In den anderen nordeuropäischen Staaten ist es kaum anders. Eine Ausnahme bildet nur Dänemark. Dort ist sowohl der Arztbesuch als auch der Klinik-Aufenthalt ganz ohne Selbstbeteiligung möglich.

Doch bei Arzneimitteln und Zahnbehandlungen greifen auch in Dänemark hohe Selbstbehalte: Bis 120 Euro zahlt der Patient grundsätzlich die gesamten Kosten selbst, danach gliedert sich der Eigenanteil in Stufen. Und in Norwegen müssen alle Einwohner ab Erreichen des 20. Lebensjahres ihre Zahnarztkosten vollständig selbst tragen.

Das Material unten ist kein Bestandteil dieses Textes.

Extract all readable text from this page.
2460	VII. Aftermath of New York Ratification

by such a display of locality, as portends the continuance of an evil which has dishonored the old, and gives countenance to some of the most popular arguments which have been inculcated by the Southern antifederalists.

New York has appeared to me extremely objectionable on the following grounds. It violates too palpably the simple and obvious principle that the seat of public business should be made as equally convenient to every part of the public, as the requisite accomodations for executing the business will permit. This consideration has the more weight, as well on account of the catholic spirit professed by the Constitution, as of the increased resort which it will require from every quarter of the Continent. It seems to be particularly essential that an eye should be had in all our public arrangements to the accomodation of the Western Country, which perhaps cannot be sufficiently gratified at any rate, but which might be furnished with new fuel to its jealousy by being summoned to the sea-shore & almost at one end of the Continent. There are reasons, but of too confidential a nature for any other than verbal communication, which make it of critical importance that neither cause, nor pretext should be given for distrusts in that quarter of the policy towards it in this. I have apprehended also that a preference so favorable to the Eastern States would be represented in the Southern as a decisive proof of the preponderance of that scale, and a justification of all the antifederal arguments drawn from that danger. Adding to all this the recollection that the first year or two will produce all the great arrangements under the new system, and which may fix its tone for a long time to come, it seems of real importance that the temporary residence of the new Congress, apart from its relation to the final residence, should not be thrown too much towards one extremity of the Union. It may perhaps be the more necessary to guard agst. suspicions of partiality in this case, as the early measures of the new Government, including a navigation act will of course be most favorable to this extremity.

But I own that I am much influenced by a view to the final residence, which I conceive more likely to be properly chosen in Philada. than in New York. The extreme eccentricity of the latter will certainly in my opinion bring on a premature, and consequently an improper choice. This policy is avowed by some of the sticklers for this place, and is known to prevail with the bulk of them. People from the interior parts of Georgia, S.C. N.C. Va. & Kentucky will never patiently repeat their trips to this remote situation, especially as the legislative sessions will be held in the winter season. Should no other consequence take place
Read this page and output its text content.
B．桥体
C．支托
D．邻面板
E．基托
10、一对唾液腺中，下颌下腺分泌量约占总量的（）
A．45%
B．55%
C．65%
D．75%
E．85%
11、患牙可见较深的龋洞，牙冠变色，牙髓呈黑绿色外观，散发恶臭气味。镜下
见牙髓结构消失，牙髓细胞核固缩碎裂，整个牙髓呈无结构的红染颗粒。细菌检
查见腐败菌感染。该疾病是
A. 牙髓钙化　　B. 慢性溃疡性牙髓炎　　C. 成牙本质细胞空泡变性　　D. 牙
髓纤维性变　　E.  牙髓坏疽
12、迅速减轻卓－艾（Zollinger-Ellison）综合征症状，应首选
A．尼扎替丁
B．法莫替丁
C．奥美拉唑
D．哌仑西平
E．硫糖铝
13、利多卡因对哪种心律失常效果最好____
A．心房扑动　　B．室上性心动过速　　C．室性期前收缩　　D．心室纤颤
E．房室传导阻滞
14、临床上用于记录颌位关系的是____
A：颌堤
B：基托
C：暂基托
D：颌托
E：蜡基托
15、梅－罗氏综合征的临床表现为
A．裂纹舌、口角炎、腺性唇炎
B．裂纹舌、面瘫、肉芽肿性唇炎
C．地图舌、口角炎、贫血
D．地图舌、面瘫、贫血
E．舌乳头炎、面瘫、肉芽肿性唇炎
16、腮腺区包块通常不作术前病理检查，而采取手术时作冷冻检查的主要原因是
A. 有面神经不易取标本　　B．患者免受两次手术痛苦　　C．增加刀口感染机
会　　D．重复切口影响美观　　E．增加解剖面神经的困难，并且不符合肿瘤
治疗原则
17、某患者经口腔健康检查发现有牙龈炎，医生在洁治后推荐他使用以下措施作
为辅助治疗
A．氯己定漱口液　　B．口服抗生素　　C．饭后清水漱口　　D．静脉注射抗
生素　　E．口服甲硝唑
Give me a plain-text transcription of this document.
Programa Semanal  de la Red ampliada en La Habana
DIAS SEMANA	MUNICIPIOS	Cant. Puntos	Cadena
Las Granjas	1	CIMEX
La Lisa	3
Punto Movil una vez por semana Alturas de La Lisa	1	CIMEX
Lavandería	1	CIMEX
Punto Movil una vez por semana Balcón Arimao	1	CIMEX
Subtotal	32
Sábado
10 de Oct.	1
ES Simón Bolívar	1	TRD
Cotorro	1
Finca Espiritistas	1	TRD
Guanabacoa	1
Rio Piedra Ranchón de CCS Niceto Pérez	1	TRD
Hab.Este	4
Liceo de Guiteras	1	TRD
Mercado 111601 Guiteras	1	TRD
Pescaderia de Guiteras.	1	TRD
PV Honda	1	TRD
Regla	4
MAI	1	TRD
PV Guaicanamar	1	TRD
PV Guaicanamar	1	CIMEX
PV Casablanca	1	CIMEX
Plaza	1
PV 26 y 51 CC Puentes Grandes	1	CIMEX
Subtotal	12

Was ist die Rationale hinter diesen - für deutsche Vorstellungen hohen - Zuzahlungen, die der Patient zu leisten hat, wenn er Gesundheitsdienstleistungen in Anspruch nimmt? Die erste Botschaft: Gesundheit ist zwar ein öffentliches Gut, keinesfalls aber ein kostenloses.

Deshalb zahlt derjenige, der Gesundheitsdienstleistungen nachfragt, einen bestimmten Anteil im Augenblick der Inanspruchnahme. Die zweite Botschaft: An der Eingangstür zum Gesundheitswesen soll es eine spürbare Schwelle geben. Und diese Schwelle wird auch über Zuzahlungen definiert.

Die dritte Botschaft: Wir wollen mit Selbstbeteiligungen steuern! Deshalb werden bewusst bestimmte Leistungen ohne Selbstbeteiligung angeboten, so etwa Schutzimpfungen, Schwangerschaftsuntersuchungen und Kleinkind-Beratungen oder der schulärztliche Dienst.